Mais l’intérêt de A Star Was Born n’est pas seulement la qualité et l’étendue de la sélection montrée. L’exposition se préoccupe également des conditions matérielles de production des oeuvres – dans le cas du Tintoret, celles d’un contexte de concurrence féroce au sein duquel peindre n’est jamais un acte gratuit… Placé dans la dernière section du parcours, le sublime Autoportrait de 1547 interpelle ainsi le regardeur de ses grands yeux mélancoliques. Une énigme picturale qui ne suffit pas à effacer la réalité du métier de peintre au xvie siècle. Car l’atelier de la Renaissance est en réalité à rapprocher des cabinets d’architectes actuels – soit des structures au sein desquelles évoluent plusieurs talents réunis par une même vision. Dans  » l’agence Tintoret « , il faut ainsi imaginer des tableaux calibrés en fonction de l’importance du commanditaire mais également des produits dérivés (gravures, canevas de tapisserie…). Ce caractère collectif du style est flagrant, notamment dans Salomon et la reine de Saba (1546 – 1548), toile qui accuse des inégalités d’exécution manifestes. En cela, Le Christ parmi les docteurs évoqué plus haut peut être vu comme une mise en abyme : le tableau de la Renaissance est une assemblée où tout le monde parle à la fois.

Portrait d'Edouard Manet, par Nadar, 1876.
Portrait d’Edouard Manet, par Nadar, 1876.© RMN – GRAND PALAIS/PATRICE SCHMIDT

La révolution Manet

C’est dans la ville de Wuppertal, traversée par un incongru métro aérien, que se poursuit et s’achève cet itinéraire allemand. Le terminus est le Von der Heydt Museum. Sous des dehors modestes et sans reliefs, l’institution cache en réalité une belle collection au sein de laquelle on peut dénicher par exemple quelques perles signées Paula Modersohn-Becker, Ernst Ludwig Kirchner ou Max Beckmann. Et en matière d’expositions temporaires, le lieu s’est également taillé une belle réputation auprès des amateurs.

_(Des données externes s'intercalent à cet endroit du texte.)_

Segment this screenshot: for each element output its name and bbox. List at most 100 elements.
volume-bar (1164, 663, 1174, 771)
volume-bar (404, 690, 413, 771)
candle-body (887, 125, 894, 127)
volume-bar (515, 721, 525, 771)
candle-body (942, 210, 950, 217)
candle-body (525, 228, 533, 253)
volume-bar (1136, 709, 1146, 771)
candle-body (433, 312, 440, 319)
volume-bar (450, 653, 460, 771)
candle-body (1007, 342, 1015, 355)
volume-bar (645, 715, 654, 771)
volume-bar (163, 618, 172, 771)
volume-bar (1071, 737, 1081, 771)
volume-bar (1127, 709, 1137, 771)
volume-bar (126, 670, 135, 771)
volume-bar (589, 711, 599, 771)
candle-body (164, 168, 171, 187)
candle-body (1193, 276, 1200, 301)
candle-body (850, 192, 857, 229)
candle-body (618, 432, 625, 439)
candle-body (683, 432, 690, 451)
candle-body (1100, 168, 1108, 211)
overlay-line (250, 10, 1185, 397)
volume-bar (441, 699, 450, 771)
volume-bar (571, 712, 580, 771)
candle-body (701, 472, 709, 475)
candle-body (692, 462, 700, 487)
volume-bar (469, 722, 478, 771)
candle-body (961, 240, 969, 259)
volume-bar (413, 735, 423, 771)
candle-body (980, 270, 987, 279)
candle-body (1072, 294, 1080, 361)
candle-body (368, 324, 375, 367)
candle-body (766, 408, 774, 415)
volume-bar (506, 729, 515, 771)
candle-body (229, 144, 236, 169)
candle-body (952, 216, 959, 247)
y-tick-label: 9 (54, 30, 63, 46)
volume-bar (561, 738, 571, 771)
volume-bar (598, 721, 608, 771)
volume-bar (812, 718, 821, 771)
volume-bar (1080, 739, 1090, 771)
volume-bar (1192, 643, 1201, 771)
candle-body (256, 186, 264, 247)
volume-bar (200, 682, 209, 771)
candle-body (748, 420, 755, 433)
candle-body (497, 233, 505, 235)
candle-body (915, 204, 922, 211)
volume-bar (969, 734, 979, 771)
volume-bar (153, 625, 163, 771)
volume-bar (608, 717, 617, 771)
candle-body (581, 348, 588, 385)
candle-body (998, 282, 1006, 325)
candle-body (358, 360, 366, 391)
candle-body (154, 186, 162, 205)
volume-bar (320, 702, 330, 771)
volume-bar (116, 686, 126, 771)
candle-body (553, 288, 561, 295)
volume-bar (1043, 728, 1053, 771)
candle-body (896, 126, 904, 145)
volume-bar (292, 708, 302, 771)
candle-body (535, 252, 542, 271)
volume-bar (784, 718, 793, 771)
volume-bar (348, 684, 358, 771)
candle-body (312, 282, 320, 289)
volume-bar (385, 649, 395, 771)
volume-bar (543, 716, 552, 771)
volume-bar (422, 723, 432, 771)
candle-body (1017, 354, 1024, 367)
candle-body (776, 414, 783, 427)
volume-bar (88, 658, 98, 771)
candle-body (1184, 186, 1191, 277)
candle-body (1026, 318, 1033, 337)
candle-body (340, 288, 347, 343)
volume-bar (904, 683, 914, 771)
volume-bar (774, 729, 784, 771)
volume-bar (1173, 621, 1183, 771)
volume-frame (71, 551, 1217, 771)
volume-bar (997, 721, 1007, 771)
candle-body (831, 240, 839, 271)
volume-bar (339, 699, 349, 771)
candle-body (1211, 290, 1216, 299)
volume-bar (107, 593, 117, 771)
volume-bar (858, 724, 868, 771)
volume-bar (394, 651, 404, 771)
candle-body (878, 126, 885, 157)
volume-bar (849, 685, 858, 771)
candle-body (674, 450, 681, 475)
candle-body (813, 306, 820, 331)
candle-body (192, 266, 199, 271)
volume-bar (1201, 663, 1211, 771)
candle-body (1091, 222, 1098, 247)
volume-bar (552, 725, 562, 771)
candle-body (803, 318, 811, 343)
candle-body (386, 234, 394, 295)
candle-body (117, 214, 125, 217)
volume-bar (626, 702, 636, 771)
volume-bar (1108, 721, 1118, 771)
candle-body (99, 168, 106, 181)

L’accrochage en cours est consacré à Edouard Manet (1832 – 1883). Il confirme la pertinence du propos par le biais d’un événement qui aligne 45 tableaux du peintre (sur les quelque 450 pièces qu’on lui connaît), contextualisés avec pertinence – la présence de réalisations de peintres amis comme Bazille, Fantin-Latour… A l’échelle allemande, il s’agit d’ailleurs de la plus grande rétrospective montrée à ce jour du peintre français. Le tout avec une parfaite cohérence chronologique, depuis les premières toiles exécutées dans l’atelier de Thomas Couture jusqu’aux émouvants jardins de Rueil de 1882, en passant par la période espagnole ou les marines. Le plaisir se boude d’autant moins que plusieurs chefs-d’oeuvre scandent le parcours. Au fil des toiles exposées, on mesure la révolution picturale qu’incarne Manet, peintre qui s’est construit contre l’académisme ambiant que caractérisait un refus de voir le trait de pinceau surgir à même le tableau. Pour Manet, la peinture, c’était  » la grande lumière et la grande ombre  » qu’il n’hésitait pas à faire coexister sous la forme d’une juxtaposition dans une même toile. Effet frappant garanti, comme on peut le mesurer dans L’Explosion (1871) ou dans une composition comme Le Suicidé (1877), dans laquelle le peintre donne à voir un jeune homme qui vient de mettre fin à ses jours. L’effet de  » réalité nue  » qui en découle est saisissant, il confirme le mantra que l’intéressé répètera jusqu’à la fin de sa vie :  » Je fais ce que je vois et non ce qu’il plaît aux autres de voir.  » L’assertion résonne également de façon plus engagée dans une lithographie de 45 cm sur 57 cm : L’Exécution de Maximilien (1868). Inspirée d’un tableau réalisé la même année, l’oeuvre est à comprendre comme une charge contre Napoléon III. En travestissant la scène – des sombreros remplacés par des képis -, Manet suggère que c’est en réalité le pouvoir impérial français lui-même qui a exécuté l’homme de paille, Maximilien d’Autriche, qui avait été placé au Mexique en vue d’en exploiter les richesses. Pas de complaisance chez Manet : une évidence que l’on retrouve jusque dans le glaçant Portrait de Jeanne Duval peint en 1862. La maîtresse de Baudelaire y apparaît comme une  » Vénus noire  » rongée par la syphilis. Le contraste entre l’immense masse de la jupe peinte à l’aquarelle dans des tons de rose et le dégradé terreux, voire assombri, du visage, compose une sorte de  » bonbon vénéneux  » visuel qui hante longtemps le visiteur.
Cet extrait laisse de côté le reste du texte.